Hayden’s List Hurdles



By: Regina Tingle

Like any new venture Hayden’s List is facing challenges. Our biggest challenge so far? Getting people to leave reviews. Sure, there are loads of people leaving reviews but the truth is, lots of people who believe in what we’re doing and who are vocal, supporting members of the LGBT community say they’re very excited to leave a review and then just don’t. We wanted to know why so we’ve asked around and received good feedback. Here are the reasons why people aren’t reviewing, including our responses:

Hurdle Number 1:
People don’t want to review a company or service provider solely based on LGBT-friendliness.

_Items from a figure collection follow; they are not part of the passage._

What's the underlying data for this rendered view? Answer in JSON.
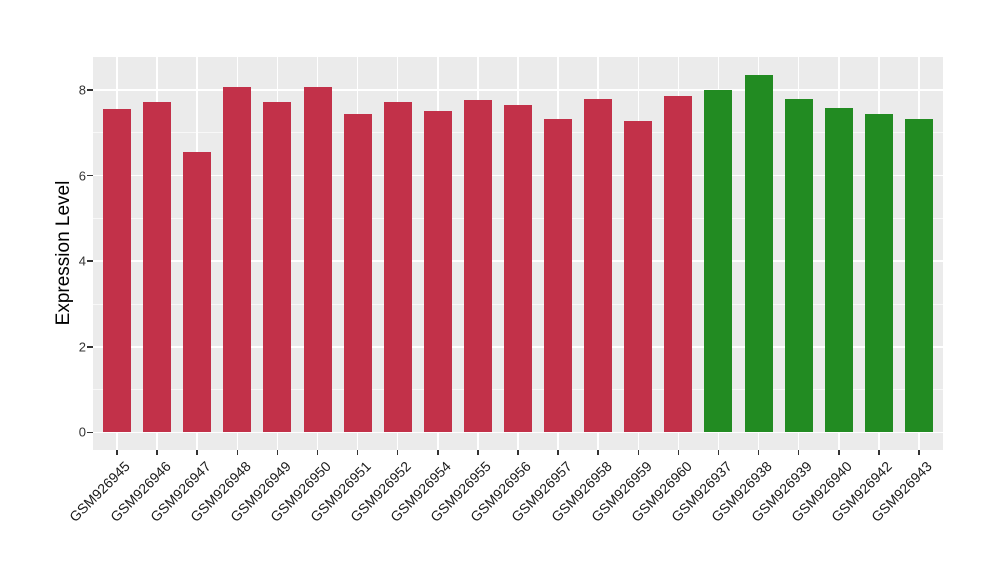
{
  "figure": {
    "background": "#FFFFFF",
    "panel_background": "#EBEBEB",
    "grid_color": "#FFFFFF",
    "tick_color": "#333333",
    "red_hex": "#C23149",
    "green_hex": "#228B22"
  },
  "chart_data": {
    "type": "bar",
    "title": "",
    "xlabel": "",
    "ylabel": "Expression Level",
    "categories": [
      "GSM926945",
      "GSM926946",
      "GSM926947",
      "GSM926948",
      "GSM926949",
      "GSM926950",
      "GSM926951",
      "GSM926952",
      "GSM926954",
      "GSM926955",
      "GSM926956",
      "GSM926957",
      "GSM926958",
      "GSM926959",
      "GSM926960",
      "GSM926937",
      "GSM926938",
      "GSM926939",
      "GSM926940",
      "GSM926942",
      "GSM926943"
    ],
    "values": [
      7.55,
      7.73,
      6.54,
      8.06,
      7.72,
      8.06,
      7.43,
      7.72,
      7.51,
      7.76,
      7.65,
      7.33,
      7.78,
      7.28,
      7.87,
      8.01,
      8.36,
      7.8,
      7.57,
      7.43,
      7.33
    ],
    "bar_colors": [
      "#C23149",
      "#C23149",
      "#C23149",
      "#C23149",
      "#C23149",
      "#C23149",
      "#C23149",
      "#C23149",
      "#C23149",
      "#C23149",
      "#C23149",
      "#C23149",
      "#C23149",
      "#C23149",
      "#C23149",
      "#228B22",
      "#228B22",
      "#228B22",
      "#228B22",
      "#228B22",
      "#228B22"
    ],
    "yticks": [
      0,
      2,
      4,
      6,
      8
    ],
    "yminor": [
      1,
      3,
      5,
      7
    ],
    "ylim": [
      -0.44,
      8.79
    ],
    "grid": true,
    "legend": false
  }
}
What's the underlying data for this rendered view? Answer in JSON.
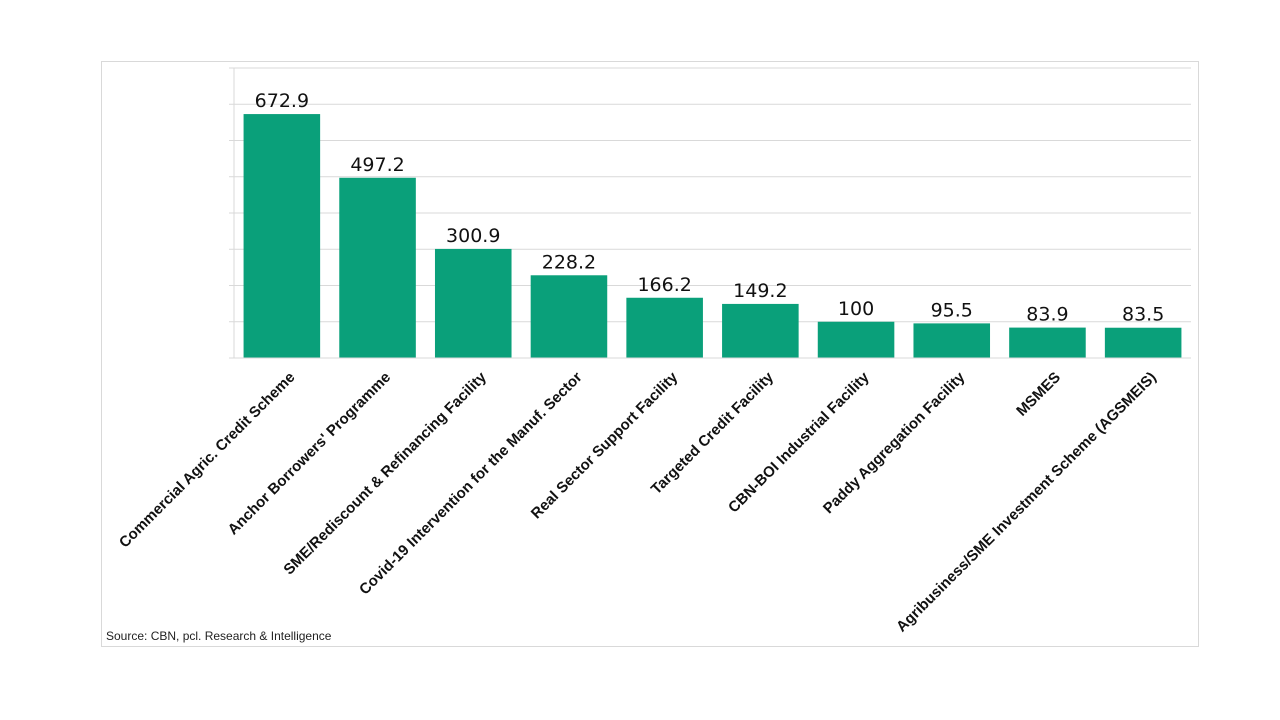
{
  "chart_data": {
    "type": "bar",
    "categories": [
      "Commercial Agric. Credit Scheme",
      "Anchor Borrowers' Programme",
      "SME/Rediscount & Refinancing Facility",
      "Covid-19 Intervention for the Manuf. Sector",
      "Real Sector Support Facility",
      "Targeted Credit Facility",
      "CBN-BOI Industrial Facility",
      "Paddy Aggregation Facility",
      "MSMES",
      "Agribusiness/SME Investment Scheme (AGSMEIS)"
    ],
    "values": [
      672.9,
      497.2,
      300.9,
      228.2,
      166.2,
      149.2,
      100,
      95.5,
      83.9,
      83.5
    ],
    "value_labels": [
      "672.9",
      "497.2",
      "300.9",
      "228.2",
      "166.2",
      "149.2",
      "100",
      "95.5",
      "83.9",
      "83.5"
    ],
    "ylim": [
      0,
      800
    ],
    "ytick_step": 100,
    "grid": true,
    "legend": "none",
    "bar_color": "#0aa07a",
    "grid_color": "#d9d9d9"
  },
  "source": "Source: CBN, pcl. Research & Intelligence"
}
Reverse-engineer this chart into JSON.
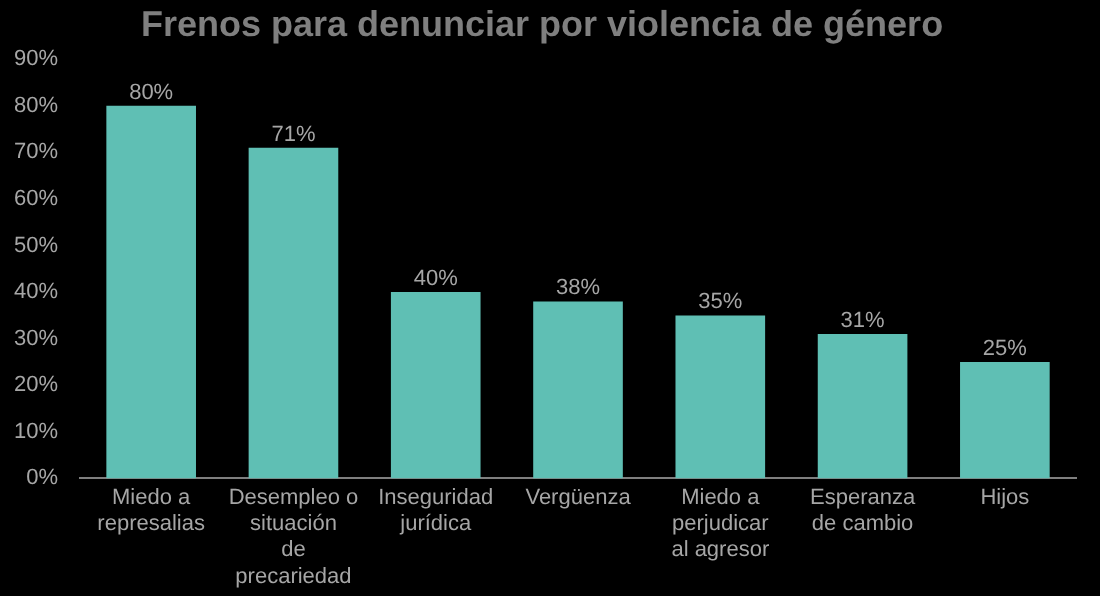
{
  "chart_data": {
    "type": "bar",
    "title": "Frenos para denunciar por violencia de género",
    "categories": [
      "Miedo a represalias",
      "Desempleo o situación de precariedad",
      "Inseguridad jurídica",
      "Vergüenza",
      "Miedo a perjudicar al agresor",
      "Esperanza de cambio",
      "Hijos"
    ],
    "values": [
      80,
      71,
      40,
      38,
      35,
      31,
      25
    ],
    "value_labels": [
      "80%",
      "71%",
      "40%",
      "38%",
      "35%",
      "31%",
      "25%"
    ],
    "color": "#5fbfb4",
    "ylim": [
      0,
      90
    ],
    "yticks": [
      {
        "value": 0,
        "label": "0%"
      },
      {
        "value": 10,
        "label": "10%"
      },
      {
        "value": 20,
        "label": "20%"
      },
      {
        "value": 30,
        "label": "30%"
      },
      {
        "value": 40,
        "label": "40%"
      },
      {
        "value": 50,
        "label": "50%"
      },
      {
        "value": 60,
        "label": "60%"
      },
      {
        "value": 70,
        "label": "70%"
      },
      {
        "value": 80,
        "label": "80%"
      },
      {
        "value": 90,
        "label": "90%"
      }
    ],
    "grid": false,
    "legend": false
  }
}
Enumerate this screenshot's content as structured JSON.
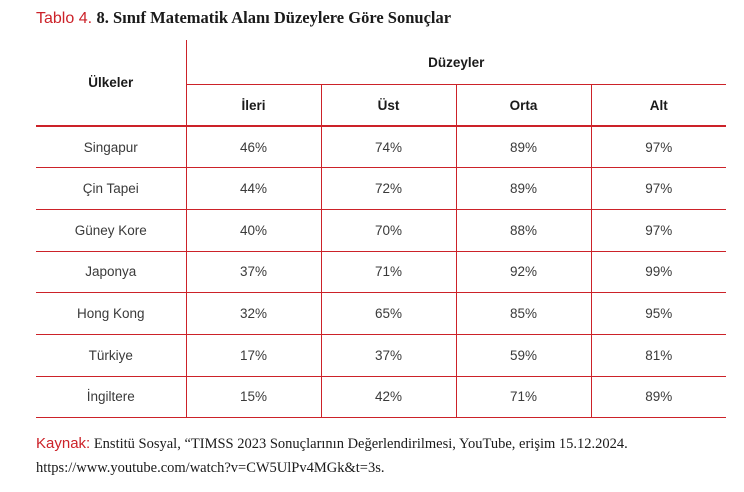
{
  "caption": {
    "label": "Tablo 4.",
    "title": "8. Sınıf Matematik Alanı Düzeylere Göre Sonuçlar"
  },
  "table": {
    "country_header": "Ülkeler",
    "group_header": "Düzeyler",
    "columns": [
      "İleri",
      "Üst",
      "Orta",
      "Alt"
    ],
    "rows": [
      {
        "country": "Singapur",
        "values": [
          "46%",
          "74%",
          "89%",
          "97%"
        ]
      },
      {
        "country": "Çin Tapei",
        "values": [
          "44%",
          "72%",
          "89%",
          "97%"
        ]
      },
      {
        "country": "Güney Kore",
        "values": [
          "40%",
          "70%",
          "88%",
          "97%"
        ]
      },
      {
        "country": "Japonya",
        "values": [
          "37%",
          "71%",
          "92%",
          "99%"
        ]
      },
      {
        "country": "Hong Kong",
        "values": [
          "32%",
          "65%",
          "85%",
          "95%"
        ]
      },
      {
        "country": "Türkiye",
        "values": [
          "17%",
          "37%",
          "59%",
          "81%"
        ]
      },
      {
        "country": "İngiltere",
        "values": [
          "15%",
          "42%",
          "71%",
          "89%"
        ]
      }
    ]
  },
  "source": {
    "label": "Kaynak:",
    "text": "Enstitü Sosyal, “TIMSS 2023 Sonuçlarının Değerlendirilmesi, YouTube, erişim 15.12.2024. https://www.youtube.com/watch?v=CW5UlPv4MGk&t=3s."
  },
  "colors": {
    "accent": "#cc2229",
    "text": "#333333"
  }
}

HL: There are a lot of good service providers out there who aren’t just providing good service to LGBT community members but to everyone. Would-be reviewers are finding they don’t want to review because they don’t want to “limit” the business. We understand this and we appreciate the open-minded attitude. The thing is, there are a lot people in the world who aren’t “out” yet or don’t plan on being “out” and would like to know where they might be treated fairly and equally regardless of their sexual orientation. Whether openly gay or lesbian, straight, male, female, asexual, trans; whichever way you identify or choose not to identify we are all Hayden’s List and this is our entire mission: we want to direct our community to those with open doors.

Hurdle Number 2:
People don’t want to “out” themselves by leaving a review.

HL: You can leave a review anonymously. Hayden’s List asks your first name and email address because we must verify the authencity of the review. The information provided remains anonymous and only the review is publicized.

Hurdle Number 3:
People think it takes a long time to leave a review.

HL: Actually leaving a review takes less than a minute. Some of our best reviews are less than five words.

Hurdle Number 4:
People don’t want to inadvertedly “out” a business owner by leaving a review about how LGBT friendly they are.

HL: One’s choice to be publicly “out” or not is a delicate matter that should be handled with respect and discretion. Reviewers should remember that just because a service provider is LGBT-friendly and is noted for being LGBT-friendly does not automatically categorize them as being openly LGBT themselves. As for worrying about “outing” to the larger community, chances are those who aren’t supportive of the LGBT movement aren’t spending much time looking at who’s reviewing and being reviewed on Hayden’s List.